3. In the second pronouncement in Shyam Murari Lal Saxena v. The District Magistrate : AIR1977All198 , this rule was adverted to by a Bench of the High Court of Allahabad and on the facts of the case dealt with by the Bench, there was a decline to strike down the very writ petition. The rule that should form the guideline for the court in such matters is that it will refuse to hear a party to a cause if there is a warrant and justification therefor, on grave considerations of public policy. Such a step will be taken only when the contempt itself impedes the course of justice, and there is no other effective means of securing the compliance with the order of the court. Applying this rule to the facts of this case, we are not persuaded to hold that there is no other effective means of securing compliance with the order of this Court. We should not be understood to have for a moment commended the action on the part of the management in not obeying the order of this Court. The management as such has been already punished for contempt. Now we are on the larger question as to whether we should strike off the very writ petition itself. The considerations which should weigh with the court do not impel us on the facts of this case to resort to this extreme course of striking off the very writ petition. It is not possible for us to say that contempt itself has impeded the course of justice. Further, it is not as if the workmen are left without any remedy to secure compliance with the order passed by this Court.

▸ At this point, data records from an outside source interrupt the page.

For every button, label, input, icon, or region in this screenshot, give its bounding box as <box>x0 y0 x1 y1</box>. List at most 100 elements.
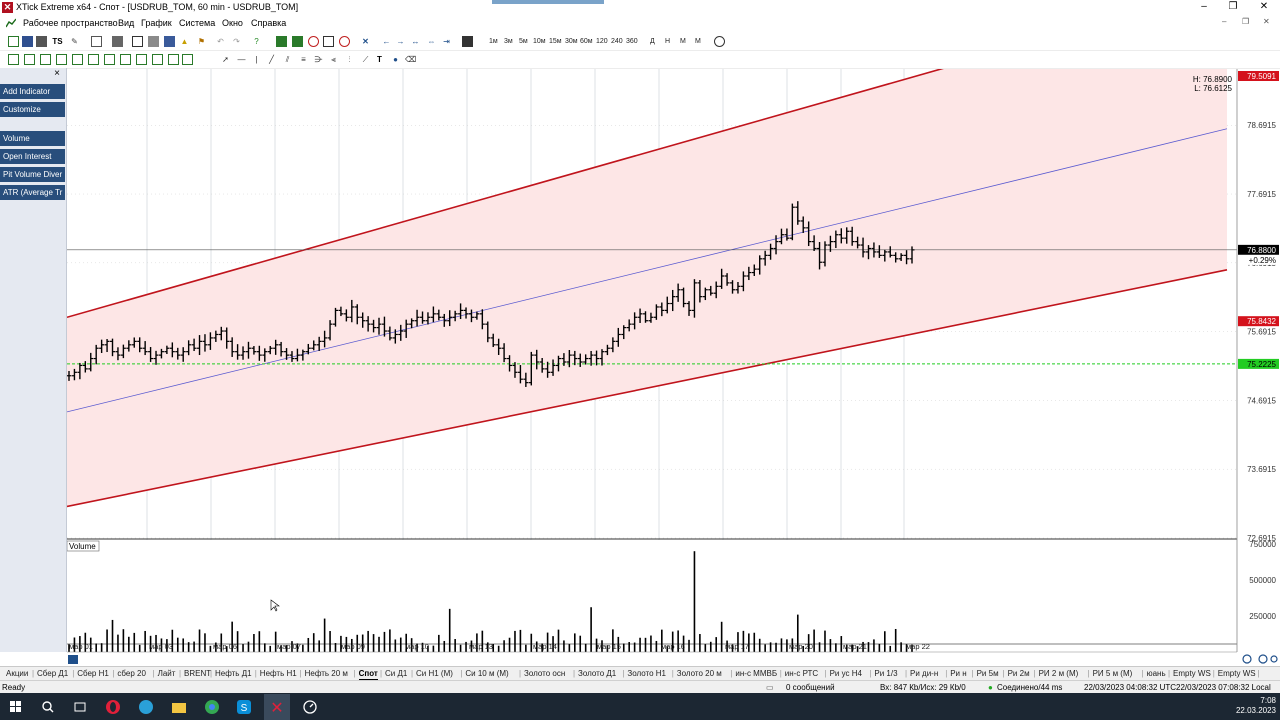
study6-icon[interactable] <box>88 54 99 65</box>
eraser-icon[interactable]: ⌫ <box>405 55 417 64</box>
workspace-tab[interactable]: Ри ди-н <box>910 669 939 678</box>
target-icon[interactable] <box>308 36 319 47</box>
workspace-tab[interactable]: РИ 5 м (М) <box>1092 669 1133 678</box>
tf-15m-button[interactable]: 15м <box>549 38 562 45</box>
tf-month-button[interactable]: М <box>680 38 686 45</box>
cross-icon[interactable]: ✕ <box>362 37 369 46</box>
workspace-tab[interactable]: Лайт <box>157 669 176 678</box>
crop-icon[interactable] <box>323 36 334 47</box>
study5-icon[interactable] <box>72 54 83 65</box>
fit-icon[interactable]: ⇥ <box>443 37 450 46</box>
windows-start-icon[interactable] <box>6 697 26 717</box>
opera-icon[interactable] <box>103 697 123 717</box>
workspace-tab[interactable]: Ри 5м <box>976 669 999 678</box>
mdi-restore-button[interactable]: ❐ <box>1242 17 1250 26</box>
task-view-icon[interactable] <box>70 697 90 717</box>
menu-view[interactable]: Вид <box>118 18 135 28</box>
menu-system[interactable]: Система <box>179 18 216 28</box>
tf-3m-button[interactable]: 3м <box>504 38 513 45</box>
menu-help[interactable]: Справка <box>251 18 287 28</box>
pitchfork-icon[interactable]: ⫷ <box>331 55 336 64</box>
scroll-end-icon[interactable] <box>1270 655 1278 663</box>
expand-icon[interactable]: ↔ <box>411 37 420 46</box>
study11-icon[interactable] <box>168 54 179 65</box>
workspace-tab[interactable]: юань <box>1146 669 1166 678</box>
tf-10m-button[interactable]: 10м <box>533 38 546 45</box>
tf-m-button[interactable]: М <box>695 38 701 45</box>
tf-240-button[interactable]: 240 <box>611 38 623 45</box>
channel-bottom-line[interactable] <box>67 269 1228 508</box>
workspace-tab[interactable]: ин-с ММВБ <box>735 669 778 678</box>
panel-close-icon[interactable]: × <box>54 68 60 79</box>
workspace-tab[interactable]: Спот <box>358 669 378 680</box>
table-icon[interactable] <box>148 36 159 47</box>
workspace-tab[interactable]: Акции <box>6 669 29 678</box>
maximize-button[interactable]: ❐ <box>1228 1 1238 12</box>
indicator-icon[interactable] <box>292 36 303 47</box>
workspace-tab[interactable]: Золото осн <box>524 669 566 678</box>
tf-360-button[interactable]: 360 <box>626 38 638 45</box>
workspace-tab[interactable]: Нефть 20 м <box>304 669 348 678</box>
tf-120-button[interactable]: 120 <box>596 38 608 45</box>
study4-icon[interactable] <box>56 54 67 65</box>
workspace-tab[interactable]: Нефть Д1 <box>215 669 252 678</box>
fan-icon[interactable]: ⋺ <box>314 55 323 64</box>
workspace-tab[interactable]: Ри н <box>950 669 967 678</box>
compress-icon[interactable]: ⇔ <box>427 37 436 46</box>
line-chart-icon[interactable] <box>8 36 19 47</box>
tf-week-button[interactable]: Н <box>665 38 671 45</box>
menu-workspace[interactable]: Рабочее пространство <box>23 18 118 28</box>
pointer-icon[interactable]: ➚ <box>222 55 229 64</box>
gann-icon[interactable]: ⟋ <box>362 55 369 64</box>
tf-day-button[interactable]: Д <box>650 38 655 45</box>
info-icon[interactable]: ? <box>254 37 259 46</box>
minimize-button[interactable]: – <box>1201 1 1207 12</box>
undo-icon[interactable]: ↶ <box>217 37 224 46</box>
menu-chart[interactable]: График <box>141 18 172 28</box>
dom-icon[interactable] <box>164 36 175 47</box>
tf-5m-button[interactable]: 5м <box>519 38 528 45</box>
grid-icon[interactable] <box>132 36 143 47</box>
chart-menu-icon[interactable] <box>6 18 16 28</box>
workspace-tab[interactable]: Сбер Д1 <box>37 669 69 678</box>
mdi-minimize-button[interactable]: – <box>1222 17 1227 26</box>
workspace-icon[interactable] <box>462 36 473 47</box>
workspace-tab[interactable]: BRENT <box>184 669 212 678</box>
study2-icon[interactable] <box>24 54 35 65</box>
workspace-tab[interactable]: Си Н1 (М) <box>416 669 453 678</box>
workspace-tab[interactable]: Си 10 м (М) <box>465 669 509 678</box>
workspace-tab[interactable]: РИ 2 м (М) <box>1038 669 1079 678</box>
cycle-icon[interactable]: ⫶ <box>348 55 351 64</box>
time-sales-icon[interactable]: TS <box>52 37 63 46</box>
workspace-tab[interactable]: Ри 2м <box>1007 669 1030 678</box>
stop-icon[interactable] <box>339 36 350 47</box>
indicator-open-interest-button[interactable]: Open Interest <box>0 149 65 164</box>
tf-60m-button[interactable]: 60м <box>580 38 593 45</box>
shape-icon[interactable]: ● <box>393 55 398 64</box>
calendar-icon[interactable] <box>68 655 78 664</box>
mdi-close-button[interactable]: ✕ <box>1263 17 1270 26</box>
edge-icon[interactable] <box>136 697 156 717</box>
study10-icon[interactable] <box>152 54 163 65</box>
channel-top-line[interactable] <box>67 0 1227 319</box>
status-messages[interactable]: 0 сообщений <box>786 683 835 692</box>
print-icon[interactable] <box>112 36 123 47</box>
workspace-tab[interactable]: Золото 20 м <box>676 669 722 678</box>
workspace-tab[interactable]: Нефть Н1 <box>259 669 297 678</box>
fib-icon[interactable]: ≡ <box>301 55 306 64</box>
text-tool-icon[interactable]: T <box>377 55 382 64</box>
workspace-tab[interactable]: Ри 1/3 <box>874 669 898 678</box>
workspace-tab[interactable]: Золото Д1 <box>578 669 617 678</box>
page-icon[interactable] <box>91 36 102 47</box>
study8-icon[interactable] <box>120 54 131 65</box>
workspace-tab[interactable]: Empty WS <box>1173 669 1211 678</box>
hline-icon[interactable]: — <box>237 55 246 64</box>
workspace-tab[interactable]: Си Д1 <box>385 669 408 678</box>
alert-icon[interactable]: ▲ <box>180 37 189 46</box>
tf-1m-button[interactable]: 1м <box>489 38 498 45</box>
explorer-icon[interactable] <box>169 697 189 717</box>
pencil-icon[interactable]: ✎ <box>71 37 78 46</box>
workspace-tab[interactable]: сбер 20 <box>117 669 146 678</box>
channel-icon[interactable]: ⫽ <box>285 55 290 64</box>
workspace-tab[interactable]: Золото Н1 <box>627 669 666 678</box>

4. Mr. V. Prakash, learned Counsel for the workmen, submits that the reliance placed by the learned single judge on the pronouncement of the Bench of this Court in R.T. Ramayya Servai v. R. Sama Ayyar (1946) 2 M.L.J. 200 : I.L.R. 1947 Mad. 397, is not a proper one. This submission of the learned Counsel for the workmen is not without substance. In the case dealt with by the Bench, the lower court proceeded to strike off the defence invoking the power under Order 11, Rule 21 and Section 151 of the Code of Civil Procedure and decreed the suit; and on appeal the Bench of this Court found that there was no scope for bringing the case within the ambit of Order 11, Rule 21 of the Code. The Bench also opined that it will not be in order to invoke Section 151 of the Code. But, our accepting this submission of the learned Counsel for the workmen does not improve the position for the workmen, and alter our approach to the main question. We have not found a warrant to say that grave considerations of public policy justify us to take the extreme course of striking off the very writ petition. Though the conduct of the management is not to be commended, with regard to non-compliance with the order of this Court, we cannot straightaway characterise the position as one impeding the course of justice. Furthermore, it is not as if there is no other effective means of securing compliance with the order of this Court. As found by the learned single judge, there is scope for the workmen to resort to the process under the Act. On the facts and circumstances of the case, we have also not found a warrant to straightaway sequester the properties of the respondents. In view of our analysis of the position as done above, we are not persuaded to interfere in this Letters Patent Appeal and accordingly, the same is dismissed.